Vietnam currently operates nine casinos, including major integrated resorts like Hoiana Resort & Golf, which are increasingly aligned with premium tourism flows. Between 2017 and 2022, the sector generated approximately VND 22.89 trillion (US$950 million) in revenue and contributed VND 11.81 trillion (US$490 million) to the state budget.

Operational data highlights the importance of domestic demand. At Corona Phu Quoc, revenue exceeded VND 2.2 trillion in 2023, up 45.7% YoY, with local players accounting for up to 88% of total revenue during the pilot period—underscoring the latent value of Vietnam’s internal market despite regulatory limits.

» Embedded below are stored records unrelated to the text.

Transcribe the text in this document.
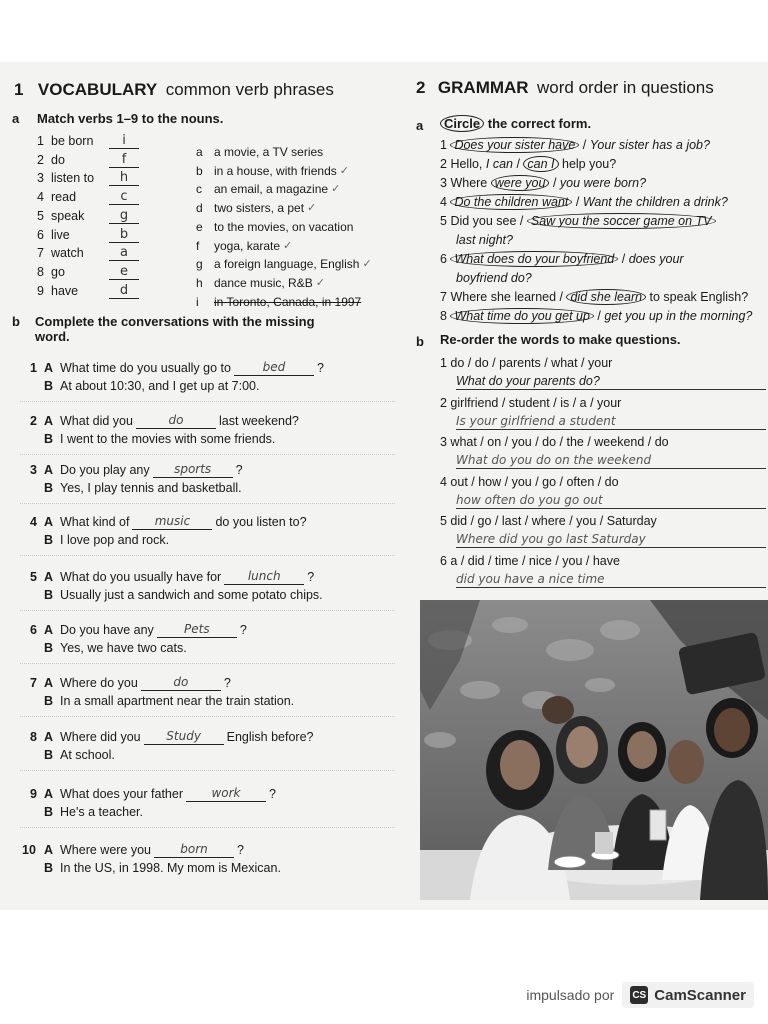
1 VOCABULARY common verb phrases
a Match verbs 1–9 to the nouns.
1 be born	i
2 do	f
3 listen to	h
4 read	c
5 speak	g
6 live	b
7 watch	a
8 go	e
9 have	d
a a movie, a TV series
b in a house, with friends ✓
c	an email, a magazine ✓
d two sisters, a pet ✓
e to the movies, on vacation
f	yoga, karate ✓
g a foreign language, English ✓
h dance music, R&B ✓
i	in Toronto, Canada, in 1997
b Complete the conversations with the missing
word.
1 A What time do you usually go to	bed	?
B At about 10:30, and I get up at 7:00.
2 A What did you	do	last weekend?
B I went to the movies with some friends.
3 A Do you play any	sports	?
B Yes, I play tennis and basketball.
4 A What kind of	music	do you listen to?
B I love pop and rock.
5 A What do you usually have for	lunch	?
B Usually just a sandwich and some potato chips.
6 A Do you have any	Pets	?
B Yes, we have two cats.
7 A Where do you	do	?
B In a small apartment near the train station.
8 A Where did you	Study	English before?
B At school.
9 A What does your father	work	?
B He's a teacher.
10 A Where were you	born	?
B In the US, in 1998. My mom is Mexican.
2 GRAMMAR word order in questions
a	Circle the correct form.
1 Does your sister have / Your sister has a job?
2 Hello, I can / can I help you?
3 Where were you / you were born?
4 Do the children want / Want the children a drink?
5 Did you see / Saw you the soccer game on TV
last night?
6 What does do your boyfriend / does your
boyfriend do?
7 Where she learned / did she learn to speak English?
8 What time do you get up / get you up in the morning?
b Re-order the words to make questions.
1 do / do / parents / what / your
What do your parents do?
2 girlfriend / student / is / a / your
Is your girlfriend a student
3 what / on / you / do / the / weekend / do
What do you do on the weekend
4 out / how / you / go / often / do
how often do you go out
5 did / go / last / where / you / Saturday
Where did you go last Saturday
6 a / did / time / nice / you / have
did you have a nice time
impulsado por CS CamScanner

Tourism growth is reinforcing this model. During Tet 2026, Vietnam recorded 14 million visitors, boosting destinations such as Phu Quoc and integrated resort hubs. This supports ongoing large-scale investments, including multi-billion-dollar developments in Ho Tram and Hoiana, where casinos function as part of broader ecosystems combining hospitality, retail and entertainment.

The strategic takeaway is clear: Vietnam is not liberalizing gambling—it is integrating it into a state-controlled, tourism-driven fiscal strategy. Growth in the sector will not come from deregulation, but from a model where tourism expansion, strict regulation and fiscal optimization converge.